For federal student loans, capitalization of unpaid interest occurs:
- When the grace period ends on an unsubsidized loan.
- After a period of forbearance.
- After a period of deferment, for unsubsidized loans.
- If you leave the Revised Pay as You Earn (REPAYE), Pay as You Earn (PAYE) or Income-Based-Repayment (IBR) plan.
- If you don’t recertify your income annually for the REPAYE, PAYE and IBR plans.
- If you no longer qualify to make payments based on your income under PAYE or IBR.
- Annually, if you’re on the Income-Contingent Repayment (ICR) plan.
For private student loans, interest capitalization typically happens in the following situations, but check with your lender to confirm.
- At the end of the grace period.
- After a period of deferment.
- After a period of forbearance.
To avoid interest capitalization, pay off the interest that accrues while you’re in school before you enter repayment and avoid entering deferment or forbearance. If you’re on an income-driven repayment plan for federal student loans, remember to certify your income annually.
When do I start accruing interest?
Student loan interest typically accrues daily, starting as soon as your loan is disbursed. In other words, student loans generally accrue interest while you’re in school.
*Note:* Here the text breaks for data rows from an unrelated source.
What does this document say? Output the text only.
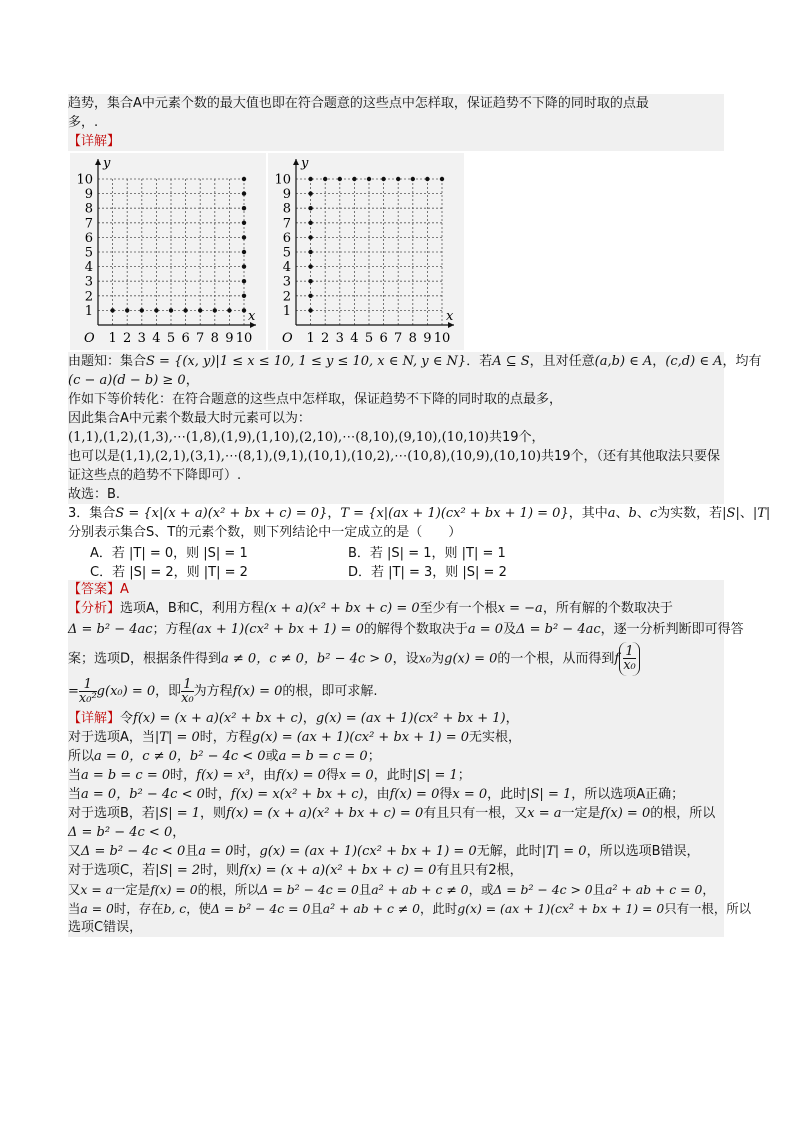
趋势，集合A中元素个数的最大值也即在符合题意的这些点中怎样取，保证趋势不下降的同时取的点最
多，.
【详解】
1
1
2
2
3
3
4
4
5
5
6
6
7
7
8
8
9
9
10
10
O
x
y
1
1
2
2
3
3
4
4
5
5
6
6
7
7
8
8
9
9
10
10
O
x
y
由题知：集合S = {(x, y)|1 ≤ x ≤ 10, 1 ≤ y ≤ 10, x ∈ N, y ∈ N}．若A ⊆ S，且对任意(a,b) ∈ A，(c,d) ∈ A，均有
(c − a)(d − b) ≥ 0，
作如下等价转化：在符合题意的这些点中怎样取，保证趋势不下降的同时取的点最多，
因此集合A中元素个数最大时元素可以为：
(1,1),(1,2),(1,3),⋯(1,8),(1,9),(1,10),(2,10),⋯(8,10),(9,10),(10,10)共19个，
也可以是(1,1),(2,1),(3,1),⋯(8,1),(9,1),(10,1),(10,2),⋯(10,8),(10,9),(10,10)共19个，（还有其他取法只要保
证这些点的趋势不下降即可）.
故选：B.
3．集合S = {x|(x + a)(x² + bx + c) = 0}，T = {x|(ax + 1)(cx² + bx + 1) = 0}，其中a、b、c为实数，若|S|、|T|
分别表示集合S、T的元素个数，则下列结论中一定成立的是（　　）
A．若 |T| = 0，则 |S| = 1	B．若 |S| = 1，则 |T| = 1
C．若 |S| = 2，则 |T| = 2	D．若 |T| = 3，则 |S| = 2
【答案】A
【分析】选项A，B和C，利用方程(x + a)(x² + bx + c) = 0至少有一个根x = −a，所有解的个数取决于
Δ = b² − 4ac；方程(ax + 1)(cx² + bx + 1) = 0的解得个数取决于a = 0及Δ = b² − 4ac，逐一分析判断即可得答
案；选项D，根据条件得到a ≠ 0，c ≠ 0，b² − 4c > 0，设x₀为g(x) = 0的一个根，从而得到f $\frac{1}{\text{x₀}}$
= $\frac{1}{\text{x₀²}} g(x_0) = 0$，即 $\frac{1}{\text{x₀}}$ 为方程f(x) = 0的根，即可求解.
【详解】令f(x) = (x + a)(x² + bx + c)，g(x) = (ax + 1)(cx² + bx + 1)，
对于选项A，当|T| = 0时，方程g(x) = (ax + 1)(cx² + bx + 1) = 0无实根，
所以a = 0，c ≠ 0，b² − 4c < 0或a = b = c = 0；
当a = b = c = 0时，f(x) = x³，由f(x) = 0得x = 0，此时|S| = 1；
当a = 0，b² − 4c < 0时，f(x) = x(x² + bx + c)，由f(x) = 0得x = 0，此时|S| = 1，所以选项A正确；
对于选项B，若|S| = 1，则f(x) = (x + a)(x² + bx + c) = 0有且只有一根，又x = a一定是f(x) = 0的根，所以
Δ = b² − 4c < 0，
又Δ = b² − 4c < 0且a = 0时，g(x) = (ax + 1)(cx² + bx + 1) = 0无解，此时|T| = 0，所以选项B错误，
对于选项C，若|S| = 2时，则f(x) = (x + a)(x² + bx + c) = 0有且只有2根，
又x = a一定是f(x) = 0的根，所以Δ = b² − 4c = 0且a² + ab + c ≠ 0，或Δ = b² − 4c > 0且a² + ab + c = 0，
当a = 0时，存在b, c，使Δ = b² − 4c = 0且a² + ab + c ≠ 0，此时g(x) = (ax + 1)(cx² + bx + 1) = 0只有一根，所以
选项C错误，
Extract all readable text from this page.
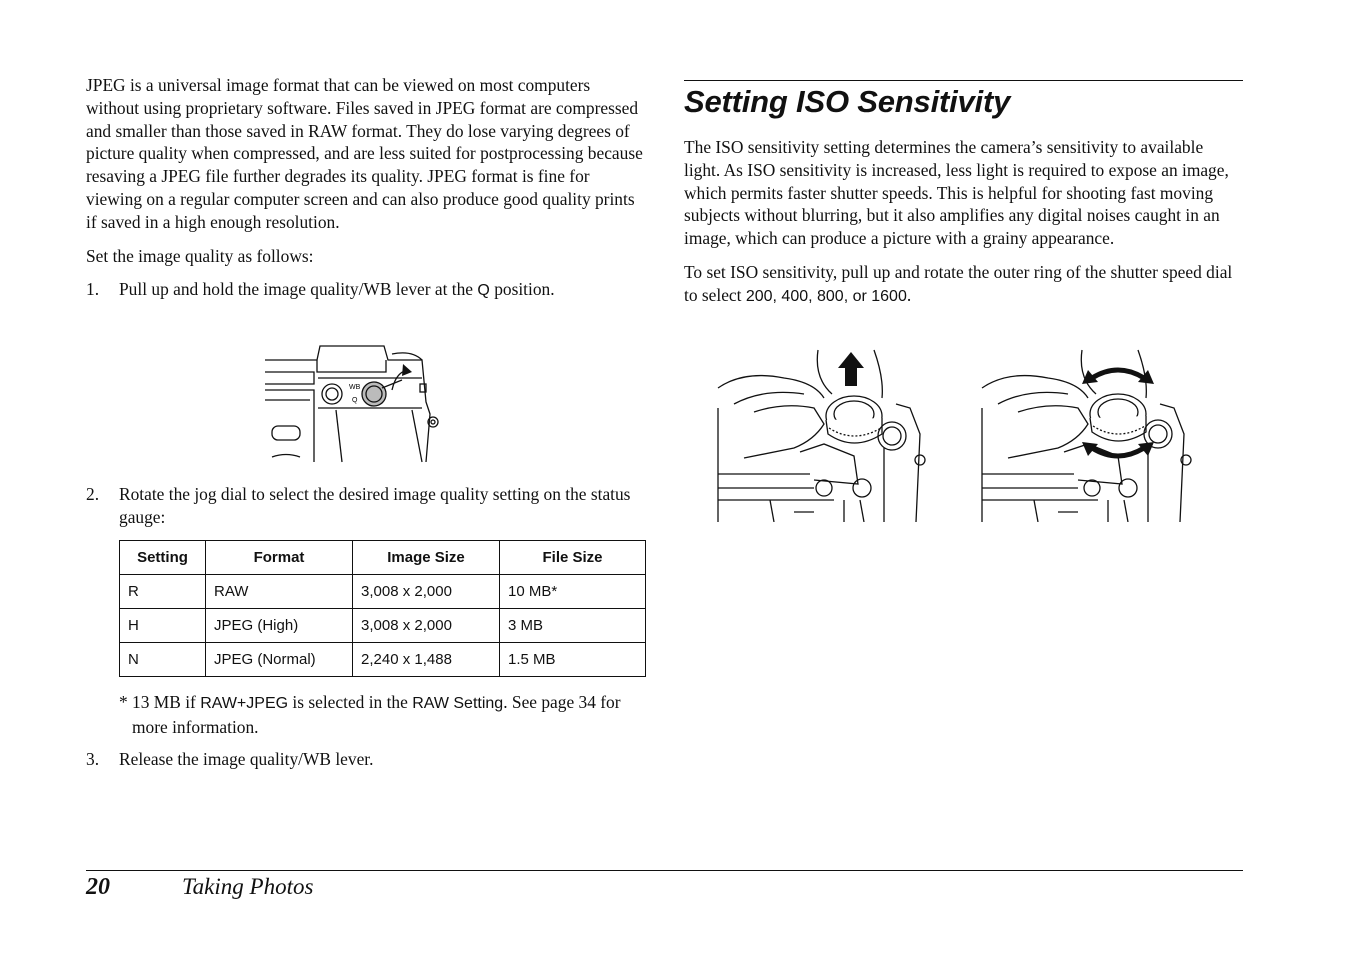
JPEG is a universal image format that can be viewed on most computers without using proprietary software. Files saved in JPEG format are compressed and smaller than those saved in RAW format. They do lose varying degrees of picture quality when compressed, and are less suited for postprocessing because resaving a JPEG file further degrades its quality. JPEG format is fine for viewing on a regular computer screen and can also produce good quality prints if saved in a high enough resolution.

Set the image quality as follows:

1. Pull up and hold the image quality/WB lever at the Q position.
WB
Q
2. Rotate the jog dial to select the desired image quality setting on the status gauge:
Setting	Format	Image Size	File Size
R	RAW	3,008 x 2,000	10 MB*
H	JPEG (High)	3,008 x 2,000	3 MB
N	JPEG (Normal)	2,240 x 1,488	1.5 MB

* 13 MB if RAW+JPEG is selected in the RAW Setting. See page 34 for more information.

3. Release the image quality/WB lever.
Setting ISO Sensitivity

The ISO sensitivity setting determines the camera’s sensitivity to available light. As ISO sensitivity is increased, less light is required to expose an image, which permits faster shutter speeds. This is helpful for shooting fast moving subjects without blurring, but it also amplifies any digital noises caught in an image, which can produce a picture with a grainy appearance.

To set ISO sensitivity, pull up and rotate the outer ring of the shutter speed dial to select 200, 400, 800, or 1600.

20	Taking Photos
Subsidized federal loans are the exception — the government pays the interest that accrues while the borrower is in school, so borrowers generally don’t have to start paying interest on subsidized loans until after the six-month grace period.
How student loan payments are applied
Student loan servicers typically apply payments in the following order:
- Outstanding fees
- Outstanding interest
- Loan principal
Using the previous example, with a $116 monthly payment — and assuming no fees — $57 would go toward interest and $59 would go toward principal.